Add heat. Spain was a toasty 70 degrees and I was sweaty. But now, I’m back in the dark, frozen meat locker that is Hamburg.
Dehydrate it. Because you were so sweaty. And it’s a Herculean task to find public hydration in Europe.
Add some energy. Someone will ask you if you want coffee at every single meal in Spain. Breakfast, lunch, and at 11pm when dinner begins. Say yes.
Wait for the sauce to settle. Go on a nice long run.

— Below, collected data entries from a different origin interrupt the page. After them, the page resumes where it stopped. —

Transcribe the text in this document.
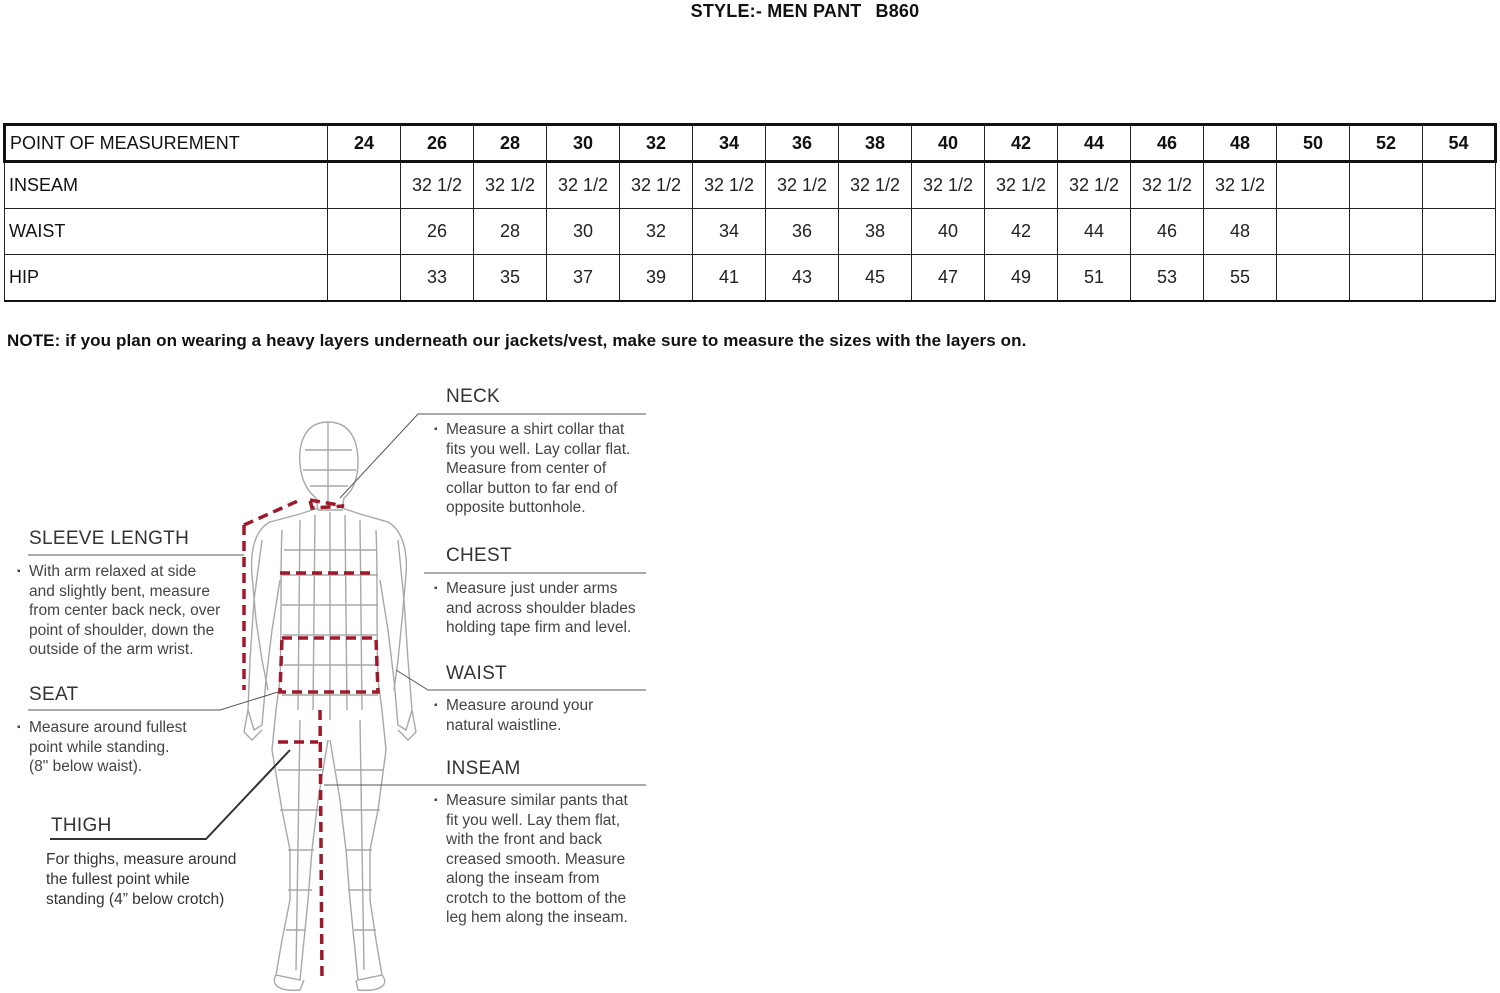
STYLE:- MEN PANT B860
POINT OF MEASUREMENT	24	26	28	30	32	34	36	38	40	42	44	46	48	50	52	54
INSEAM		32 1/2	32 1/2	32 1/2	32 1/2	32 1/2	32 1/2	32 1/2	32 1/2	32 1/2	32 1/2	32 1/2	32 1/2			
WAIST		26	28	30	32	34	36	38	40	42	44	46	48			
HIP		33	35	37	39	41	43	45	47	49	51	53	55			
NOTE: if you plan on wearing a heavy layers underneath our jackets/vest, make sure to measure the sizes with the layers on.
NECK
▪ Measure a shirt collar that
fits you well. Lay collar flat.
Measure from center of
collar button to far end of
opposite buttonhole.
CHEST
▪ Measure just under arms
and across shoulder blades
holding tape firm and level.
WAIST
▪ Measure around your
natural waistline.
INSEAM
▪ Measure similar pants that
fit you well. Lay them flat,
with the front and back
creased smooth. Measure
along the inseam from
crotch to the bottom of the
leg hem along the inseam.
SLEEVE LENGTH
▪ With arm relaxed at side
and slightly bent, measure
from center back neck, over
point of shoulder, down the
outside of the arm wrist.
SEAT
▪ Measure around fullest
point while standing.
(8" below waist).
THIGH
For thighs, measure around
the fullest point while
standing (4” below crotch)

Shake it vigorously. Past examples include intense turbulence on my flights, shaky buses going up switchbacks in the Sierra Nevadas, fast cars whipping around German round-abouts.
Sharing is caring and this is probably oversharing, but the sauce often boils over or in less delicate terms, emerges from my mouth.
WHERE CAN I SERVE IT?
In the Japanese Gardens in Portland Oregon, Boston Airport, Capitol Hill Train stop, and this week, right next to the oldest bull-fighting arena in Spain in a city called Ronda. A culinary experience so unforgettable you should probably definitely hesitate to order another round.
Mystery Meat
Last week’s photo has no meaning. Truly, no meaning. But it was a man in Mannheim on the morning of my missed train from Heidelberg and while I was hangry and remained, unfed, the pigeons were gifted with day old bread. I witnessed the scene with envy and ate stale bread in a daze when I got home.
Every week I have to confess to you all which grade-F-funny-smelling mystery meat I consumed the week prior. A bigger confession: I cheated on my vegetarian diet and ate so much jamón, also known as the “finest ham in the world” that this week I’m breaking more rules week and giving you all a double serving of mystery meat. I hope you don’t get the meat sweats. Ask Sam Poppen.